'Hereafter' (English)
Director: Clint Eastwood
Cast: Matt Damon, Cécile de France
We’ve all heard the cliché that likens death to a sentence-terminating punctuation mark. Allow me, if you will, to briefly co-opt this analogy, assume a semblance of free will and extrapolate. As we all write the sentence that is our life, do we consciously adopt syntax? Are we aware if what we are crafting must end with a question mark or an exclamation point?
A majority of us of course, will probably end with the mundane, yet eternal favourite — a period.
But in our zest for terminations we forget the effect our deaths have on the lives of those we leave behind. Maybe we must explore the idea of death as a comma or a colon in the sentences that await completion. ‘Hereafter’ is interested in perceiving death this way: As an event that has a ‘during’ and more particularly an ‘after’ rather than a termination. The film opens to a vast expanse of blue reminiscent of Belegaer, which is befitting given the film’s preoccupation with the great beyond. It is even more appropriate that Clint Eastwood, that seemingly timeless master, brings us this minimalist meditation on mortality.
After all, is he not the Elrond of the middle earth that is Hollywood, having seen the fountain of fantasy devolve from its most creatively vibrant patterns to the format films we see today?
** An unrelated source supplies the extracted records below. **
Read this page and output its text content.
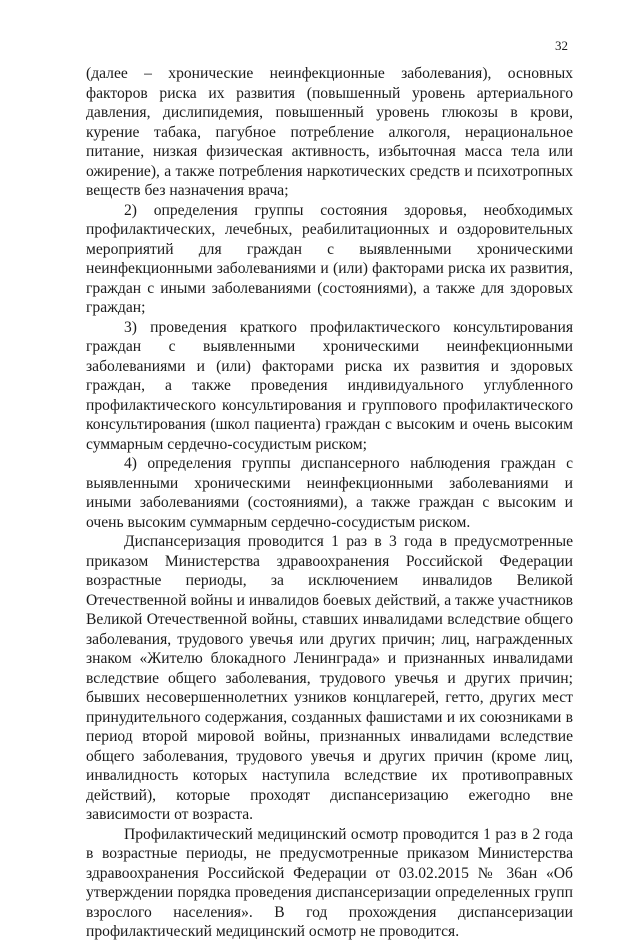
32

(далее – хронические неинфекционные заболевания), основных факторов риска их развития (повышенный уровень артериального давления, дислипидемия, повышенный уровень глюкозы в крови, курение табака, пагубное потребление алкоголя, нерациональное питание, низкая физическая активность, избыточная масса тела или ожирение), а также потребления наркотических средств и психотропных веществ без назначения врача;

2) определения группы состояния здоровья, необходимых профилактических, лечебных, реабилитационных и оздоровительных мероприятий для граждан с выявленными хроническими неинфекционными заболеваниями и (или) факторами риска их развития, граждан с иными заболеваниями (состояниями), а также для здоровых граждан;

3) проведения краткого профилактического консультирования граждан с выявленными хроническими неинфекционными заболеваниями и (или) факторами риска их развития и здоровых граждан, а также проведения индивидуального углубленного профилактического консультирования и группового профилактического консультирования (школ пациента) граждан с высоким и очень высоким суммарным сердечно-сосудистым риском;

4) определения группы диспансерного наблюдения граждан с выявленными хроническими неинфекционными заболеваниями и иными заболеваниями (состояниями), а также граждан с высоким и очень высоким суммарным сердечно-сосудистым риском.

Диспансеризация проводится 1 раз в 3 года в предусмотренные приказом Министерства здравоохранения Российской Федерации возрастные периоды, за исключением инвалидов Великой Отечественной войны и инвалидов боевых действий, а также участников Великой Отечественной войны, ставших инвалидами вследствие общего заболевания, трудового увечья или других причин; лиц, награжденных знаком «Жителю блокадного Ленинграда» и признанных инвалидами вследствие общего заболевания, трудового увечья и других причин; бывших несовершеннолетних узников концлагерей, гетто, других мест принудительного содержания, созданных фашистами и их союзниками в период второй мировой войны, признанных инвалидами вследствие общего заболевания, трудового увечья и других причин (кроме лиц, инвалидность которых наступила вследствие их противоправных действий), которые проходят диспансеризацию ежегодно вне зависимости от возраста.

Профилактический медицинский осмотр проводится 1 раз в 2 года в возрастные периоды, не предусмотренные приказом Министерства здравоохранения Российской Федерации от 03.02.2015 № 36ан «Об утверждении порядка проведения диспансеризации определенных групп взрослого населения». В год прохождения диспансеризации профилактический медицинский осмотр не проводится.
His latest offering to wash up on our shores is more Altman than average formulaic feature: a character study that delves into the intersecting lives of three people who have all had discomfiting brushes with death.
The intersection, however, is achieved through extremely contrived means and it is far more enchanting to watch the characters grapple with their realities. We are first acquainted with Cecile, a famous French journalist, who miraculously survives a natural catastrophe while on vacation.
It is through her that we first experience the phenomenon the film postulates is the ciaprés. Her portions of the film function as a meta-story for near death and recovery. She gradually loses the life she is familiar with because of her obsession with what she saw in the depths of her unconsciousness. If it is an anonymous sailor whose CPR skills that reach out and pull her back from the depths the first time, it is her editor who throws her a lifeline when it seems like her personal and professional lives have both been irrecoverably lost.
The second and by far most interesting character is George Lonegan, who, it appears, has never fully returned to the realm of the living since a near-fatal childhood illness gave him the ability to see into the netherworld. His gift, or curse as he would prefer to call it, has doomed him to an existence observing the human race at its weakest. We are treated to a recurrent image of George standing by his window, watching people whose life he has touched stumble away into the darkness — some whole again, others completely broken.
Not surprising then that his solace lies in audio books of Dickens, that patron saint of orphans and painful childhoods. Thrice we watch as he struggles to find peace through the bildungsroman that is David Copperfield. Marcus, who completes the triumvirate, may well be a modern day Dickens character himself. Losing your older (and emotionally stronger) twin to a road mishap and your mother to rehabilitation from heroin is first-chapter material if we were looking to contemporize Dickens. He is also the poster child for the first Kubler-Ross stage of loss and how susceptible people in denial are to being parted from their money.
As we watch a series of charlatans trying to exploit the grief of this young child it is impossible not to hark back to the manipulations that mark the other episodes in the film.
Didier, Cecile’s producer and lover, lies disingenuously that her professional stature is unassailable while a ready replacement waits in the wings. George’s brother Billy looks upon him as the proverbial golden-egg laying goose.
Billy Lonegan never misses an opportunity to needle his brother on the revenue that his capabilities can generate, even painting his self-interest with larger philosophical tones. “You can’t run away from who you are.” He shouts after him, as if to suggest that the only way out is further in. With such subtle threads interwoven between the stories it is disappointing that these three characters are brought together through rather simplistic mechanics.
If one is willing to forgive such contrivances ‘Hereafter’ makes for a placid viewing experience. None of the darkness or preponderance one normally associates with death for the octogenarian at the helm of this film. It floats along weightlessly and well lit, much like the visuals of the after death experiences it simulates.
Barring the moments where Lonegan reaches out to Marcus’ twin, a scene that is sure to bring a lump to the throat of even the hardest of hearts, there is no heaviness in this film. And while this may be refreshing, one can’t seem to shake the feeling that we’ve been conned into a low-fat, low-sodium macrobiotic meal instead of an indulgent spread.
The result is a lingering feeling of an experience that has just missed the spot.